Program cuts have had an impact on some JSC students already, and Mina Ganguly-Kiefner objected to the idea of further cuts and also to the proposal of a tuition hike.  “I kind of feel like students are constantly getting punished for going to school and getting an education… I mean, I’m barely scraping by.”

She briefly described how her boyfriend’s job at Dibden is in jeopardy due to budget cuts and that may keep him from being able to return to JSC.  “There have already been so many budget cuts and I feel like as students who are going here …that pushing us even further than they already have is just punishing us for getting an education. I can’t do 3 percent.”

Other discussions were sparked by the fact that as a state college, it is supposed to be “substantially funded” by the state, as declared in 16 V.S.A. 2171. Also brought up was the bill S. 40 that is being pushed to get Vermont Legislature to return to 1980’s funding levels, which amounted to 51 percent of VSC’s revenues.

“I’d like to see the board of trustees and the chancellor focusing more on pressuring the state and getting students empowered enough to have a voice,” said JSC senior Liz Beatty-Owens, a politically active student.  Increasing tuition or whittling away at programs at the college, she said, is the easy way out.

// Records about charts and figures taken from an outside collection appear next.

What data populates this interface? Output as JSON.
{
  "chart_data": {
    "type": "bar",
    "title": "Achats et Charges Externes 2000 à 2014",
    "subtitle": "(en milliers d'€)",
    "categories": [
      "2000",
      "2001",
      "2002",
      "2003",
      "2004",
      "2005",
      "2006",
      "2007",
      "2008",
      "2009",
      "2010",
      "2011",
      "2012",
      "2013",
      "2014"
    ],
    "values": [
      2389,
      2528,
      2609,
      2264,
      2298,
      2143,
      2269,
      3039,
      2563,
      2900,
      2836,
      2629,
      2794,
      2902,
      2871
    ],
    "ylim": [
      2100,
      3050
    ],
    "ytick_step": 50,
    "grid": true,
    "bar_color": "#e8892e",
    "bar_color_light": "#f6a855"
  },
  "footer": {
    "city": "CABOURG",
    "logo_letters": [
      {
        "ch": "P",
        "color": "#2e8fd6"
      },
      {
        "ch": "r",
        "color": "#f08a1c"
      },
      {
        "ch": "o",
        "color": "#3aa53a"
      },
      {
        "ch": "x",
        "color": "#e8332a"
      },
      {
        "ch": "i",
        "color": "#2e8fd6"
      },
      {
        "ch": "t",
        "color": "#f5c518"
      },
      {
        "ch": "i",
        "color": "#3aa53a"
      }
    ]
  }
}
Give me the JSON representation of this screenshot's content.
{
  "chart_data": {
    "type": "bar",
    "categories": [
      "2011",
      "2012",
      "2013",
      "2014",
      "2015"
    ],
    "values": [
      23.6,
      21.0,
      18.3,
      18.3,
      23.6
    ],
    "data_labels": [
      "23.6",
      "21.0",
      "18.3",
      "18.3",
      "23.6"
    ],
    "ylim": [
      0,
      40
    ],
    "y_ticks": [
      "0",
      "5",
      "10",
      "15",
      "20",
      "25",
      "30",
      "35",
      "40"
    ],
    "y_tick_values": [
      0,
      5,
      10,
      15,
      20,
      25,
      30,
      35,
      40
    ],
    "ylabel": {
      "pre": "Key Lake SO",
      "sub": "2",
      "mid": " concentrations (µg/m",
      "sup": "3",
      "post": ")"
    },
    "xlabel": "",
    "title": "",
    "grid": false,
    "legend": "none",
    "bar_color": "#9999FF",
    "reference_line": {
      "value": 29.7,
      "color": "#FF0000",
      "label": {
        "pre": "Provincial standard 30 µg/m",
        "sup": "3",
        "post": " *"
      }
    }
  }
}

Although none of the students said they were glad there may be an increase, some students said they were willing to make concessions. Ganguly-Kiefner said a 1 percent raise would be doable, and Beatty-Owens said she’d happily pay the 3 percent raise – if she knew for sure that the money would be going to ensure a livable wage for faculty and staff at JSC.

“We keep cutting full-time faculty members and replacing them with part-time who don’t get benefits and don’t make a livable wage,” she said. “The people we interact with most on this campus get the least amount of money.”